May 8, 2010 | 9:19 am
Posted by Jonathan Kirsch
“When I hear the word ‘culture,’ I reach for my gun,” or so goes a famous line that is commonly (but wrongly) attributed to Hermann Goering and various other Nazi leaders.
Stripped of its odious associations, however, these words serve to remind us that culture is always a weapon in the clash of civilizations, “a sort of theatre where various political and ideological causes engage one another,” as the late Edward Said put it. The point is made by Jennifer M. Dueck, a post-doctoral fellow at Oxford University, with clarity, elegance and color in “The Claims of Culture at Empire’s End: Syria and Lebanon Under French Rule” (Oxford University Press: $85.00).
“Those who purported to lead, whether in a small community or on the national stage, did not fight solely over economic or political matters,” writes Dueck. “They also sought to control the institutions that would, in their view, alter or perpetuate the people’s understanding of the symbols that breathed life and meaning into the languages they spoke, the values they held, and the identity that made them part of a family, a community, or a nation.”
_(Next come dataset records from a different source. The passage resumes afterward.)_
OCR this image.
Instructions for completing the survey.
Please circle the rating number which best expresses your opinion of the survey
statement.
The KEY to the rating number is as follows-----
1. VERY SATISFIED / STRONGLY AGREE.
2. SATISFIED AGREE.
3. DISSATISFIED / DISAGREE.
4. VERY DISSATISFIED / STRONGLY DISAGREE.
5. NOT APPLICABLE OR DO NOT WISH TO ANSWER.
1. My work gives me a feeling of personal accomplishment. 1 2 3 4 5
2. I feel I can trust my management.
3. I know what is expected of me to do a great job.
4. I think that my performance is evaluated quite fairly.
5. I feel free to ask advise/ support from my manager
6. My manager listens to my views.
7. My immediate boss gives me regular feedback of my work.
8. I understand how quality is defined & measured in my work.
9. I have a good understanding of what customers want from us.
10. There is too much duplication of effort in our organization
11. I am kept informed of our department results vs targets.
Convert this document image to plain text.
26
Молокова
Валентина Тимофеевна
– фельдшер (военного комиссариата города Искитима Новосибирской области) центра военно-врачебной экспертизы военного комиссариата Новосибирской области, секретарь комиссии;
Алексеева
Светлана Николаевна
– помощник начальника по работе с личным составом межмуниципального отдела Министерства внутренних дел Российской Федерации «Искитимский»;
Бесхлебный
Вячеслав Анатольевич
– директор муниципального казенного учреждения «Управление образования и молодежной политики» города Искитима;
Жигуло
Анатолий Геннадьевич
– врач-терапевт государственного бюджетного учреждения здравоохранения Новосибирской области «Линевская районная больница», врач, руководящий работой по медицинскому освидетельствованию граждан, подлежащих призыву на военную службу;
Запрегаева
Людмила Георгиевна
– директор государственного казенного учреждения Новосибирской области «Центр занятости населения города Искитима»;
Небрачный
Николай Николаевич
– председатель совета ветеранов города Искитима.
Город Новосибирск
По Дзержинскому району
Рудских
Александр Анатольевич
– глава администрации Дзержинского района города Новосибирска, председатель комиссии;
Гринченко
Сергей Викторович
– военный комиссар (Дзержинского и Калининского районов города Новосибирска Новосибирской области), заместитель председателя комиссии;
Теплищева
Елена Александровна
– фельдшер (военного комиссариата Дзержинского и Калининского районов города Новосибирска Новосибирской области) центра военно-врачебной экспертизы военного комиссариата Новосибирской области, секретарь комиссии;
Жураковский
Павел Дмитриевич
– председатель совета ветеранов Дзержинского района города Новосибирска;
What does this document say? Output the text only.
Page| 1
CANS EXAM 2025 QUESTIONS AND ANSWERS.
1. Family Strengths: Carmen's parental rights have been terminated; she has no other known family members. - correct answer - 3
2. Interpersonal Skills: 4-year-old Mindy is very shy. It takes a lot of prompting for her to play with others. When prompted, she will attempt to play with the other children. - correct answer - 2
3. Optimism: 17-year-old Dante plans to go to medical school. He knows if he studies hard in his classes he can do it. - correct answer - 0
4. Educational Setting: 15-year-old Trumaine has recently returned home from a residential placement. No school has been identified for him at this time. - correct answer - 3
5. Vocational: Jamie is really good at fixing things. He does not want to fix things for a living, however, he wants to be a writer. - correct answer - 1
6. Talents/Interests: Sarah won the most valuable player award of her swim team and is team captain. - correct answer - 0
The focal point of Dueck’s monograph is a territory that is often overlooked when we consider the making of the modern Middle East — the portion of the defeated and dismantled Ottoman Empire that was handed over to France after World War I. Just as Palestine was a British mandate until 1948, Syria and Lebanon were ruled between the wars by the French, who took it upon themselves “to better the lives of ‘primitive’ indigenous populations by offering them the wonders of French civilization.” Thus did a former backwater of the Levant become, in Dueck’s words, “a crucible of international strategic interests,” and remains so today.
While Dueck maintains a tight focus on the “cultural enterprises” of French colonialism — language, education, cinema, tourism and even scouting — her book also offer a way to reframe the way we see the Middle East. Indeed, the subtext of her work includes the very notion of what constitutes national identity in a place where pan-Arabism and pan-Islamism were already in play. “One reason why scouting attracted such enthusiastic attention is the political symbolism with which it quickly became associated,” explains Dueck. “Frequently accompanied by one flag or another on their outings, scout groups associated themselves with particular political visions for their region, whether Lebanese, Syrian or Pan-Arab.”
Dueck’s book is a specialized work of scholarship, but she offers a crucial insight in to the latest efforts of the West to win hearts and minds in the Muslim world. She compares the “cultural diplomacy” of France in Syria and Lebanon to “the soft power seduction trade” as it is being conducted today by the United States elsewhere in the Middle East. And she reminds us that the Arab street is also a kind of fighting front when it comes to culture war.
“The success or failure of foreign cultural initiatives ultimately depended on their reception on the ground,” she concludes, “where they might be welcomed, dismissed, or absorbed and reinvented.”